Sunday, August 19, 2007

They Don't Call it 'Oz' without Reason

Yesterday, I injured my thumb while playing soccer with a bunch of Scots in Western Australia. That sentence contains so many absurdities that I felt compelled to share it. After all, why am I hurting my thumb while playing soccer? Why are there enough Scots for a soccer game here? What the hell is my fat American bottom doing playing soccer in the first place? I guess there's always a little touch of the surreal when one is south of the equator.

Speaking of being on the other side of the globe, I've been asked to examine the truth behind the Coriolis effect and toilet bowls. Theory holds that being in the Southern hemisphere should cause the water to proceed through its draining procedure in the opposite direction it does in the Northern hemisphere. I've endeavored to try the experiment, but Australian toilets are ill suited for such observations.

The problem is that the Aussies are not used to a quiet, subtle flush that drains away inoffensively. Rather, they prefer a method more like God used when he grew displeased with the world. When you flush the toilet (which, by the way is accomplished with a button instead of a lever), a torrent of water comes from the tank and into the bowl, eradicating any evidence of what has occurred. It's a shockingly violent process, which is especially startling the first time you flush a toilet.

Urinals, here, are different, too. Rather than the individual, stand-alone, bidet look-alikes we prefer back in the States, the Aussies prefer troughs. They'll simply cut a wall back six inches, make it out of aluminum, and drill a drain hole. Viola! One urinal. I'm unclear on the etiquette of use, but it seems that those big enough for two are only used by one. Those big enough to hold three or more are almost always used by an odd number of people. Three, five, or seven to the urinal. Don't ask me why.

As if the difference in fixtures wasn't already enough, the Aussies don't even call it a restroom. They say "toilet," "wash room," or "dunnee." The CIEE residential director, Paul, has wondered why we call it the restroom. "After all," he asks, "you aren't really resting when you're in there, are you?"

Learning those little cultural differences makes me grin, especially when I'm able to apply the lesson. With that in mind, I've accustomed myself to using the words "mate" and "cheers." My accent makes me feel like a tourist awkwardly (and unsuccesfully) adopting a local custom when I say "Cheers, mate" (American translation: "Thanks for the beer"). Bartenders don't bat an eye though, so I think I'm getting it right.

I've also discovered that Australians don't have the first clue what the word "sweater" means. They call a sweater a "jumper," and the guys I was talking with couldn't fathom why one might ever use the word "sweater."

Mind you, this means I am changing my vocabulary, not my accent. I fully intend to keep my accent because I'm American and I'm proud of it, I'm too obstinate to change just because almost everyone around me speaks with one, and I'm told that an American accent is an advantage with Australian women.

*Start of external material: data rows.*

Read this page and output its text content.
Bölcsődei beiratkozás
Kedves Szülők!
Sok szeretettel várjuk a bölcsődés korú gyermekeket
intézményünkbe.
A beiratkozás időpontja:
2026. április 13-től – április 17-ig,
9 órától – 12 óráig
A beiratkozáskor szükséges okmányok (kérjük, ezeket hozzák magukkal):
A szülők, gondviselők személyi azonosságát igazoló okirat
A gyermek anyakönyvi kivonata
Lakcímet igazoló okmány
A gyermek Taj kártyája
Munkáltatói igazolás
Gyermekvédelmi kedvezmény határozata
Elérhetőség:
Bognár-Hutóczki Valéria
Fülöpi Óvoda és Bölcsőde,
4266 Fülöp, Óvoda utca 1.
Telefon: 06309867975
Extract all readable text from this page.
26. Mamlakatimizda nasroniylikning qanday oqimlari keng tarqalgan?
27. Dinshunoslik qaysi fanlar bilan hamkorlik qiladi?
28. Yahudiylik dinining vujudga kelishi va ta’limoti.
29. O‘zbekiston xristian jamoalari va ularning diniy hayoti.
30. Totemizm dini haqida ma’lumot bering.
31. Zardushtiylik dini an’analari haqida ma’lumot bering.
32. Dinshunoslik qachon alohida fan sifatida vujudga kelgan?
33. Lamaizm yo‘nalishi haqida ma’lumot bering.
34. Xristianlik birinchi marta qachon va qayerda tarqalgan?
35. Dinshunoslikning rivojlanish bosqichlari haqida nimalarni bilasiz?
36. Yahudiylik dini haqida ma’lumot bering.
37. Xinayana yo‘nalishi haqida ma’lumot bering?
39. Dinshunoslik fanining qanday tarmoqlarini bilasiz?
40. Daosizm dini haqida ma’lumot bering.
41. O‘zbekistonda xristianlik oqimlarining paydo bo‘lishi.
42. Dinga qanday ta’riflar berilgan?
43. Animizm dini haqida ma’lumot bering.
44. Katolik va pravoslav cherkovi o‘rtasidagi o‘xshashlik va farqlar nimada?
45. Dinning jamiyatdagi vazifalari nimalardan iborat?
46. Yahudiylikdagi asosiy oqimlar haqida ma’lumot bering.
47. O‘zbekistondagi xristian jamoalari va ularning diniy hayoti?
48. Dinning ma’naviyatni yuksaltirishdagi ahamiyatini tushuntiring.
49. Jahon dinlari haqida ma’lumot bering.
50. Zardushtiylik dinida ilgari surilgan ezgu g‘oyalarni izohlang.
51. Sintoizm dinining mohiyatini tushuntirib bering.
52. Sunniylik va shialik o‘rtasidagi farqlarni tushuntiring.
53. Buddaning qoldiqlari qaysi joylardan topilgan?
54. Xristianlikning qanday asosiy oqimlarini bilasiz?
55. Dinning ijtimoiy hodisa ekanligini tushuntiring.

Don't think you're too clever for knowing which of those is most important to me.

The Australian accent is, however, strangely endearing. Maybe it's because it's different from what I'm used to. Maybe it's because it is representative of the opportunity I have here. Maybe it's because it reminds me of Paul Hogan. For whatever reason, I feel like the Aussies intone in a warmer and more upbeat fashion than we do back home.

Oh, back home. I already dread leaving Australia.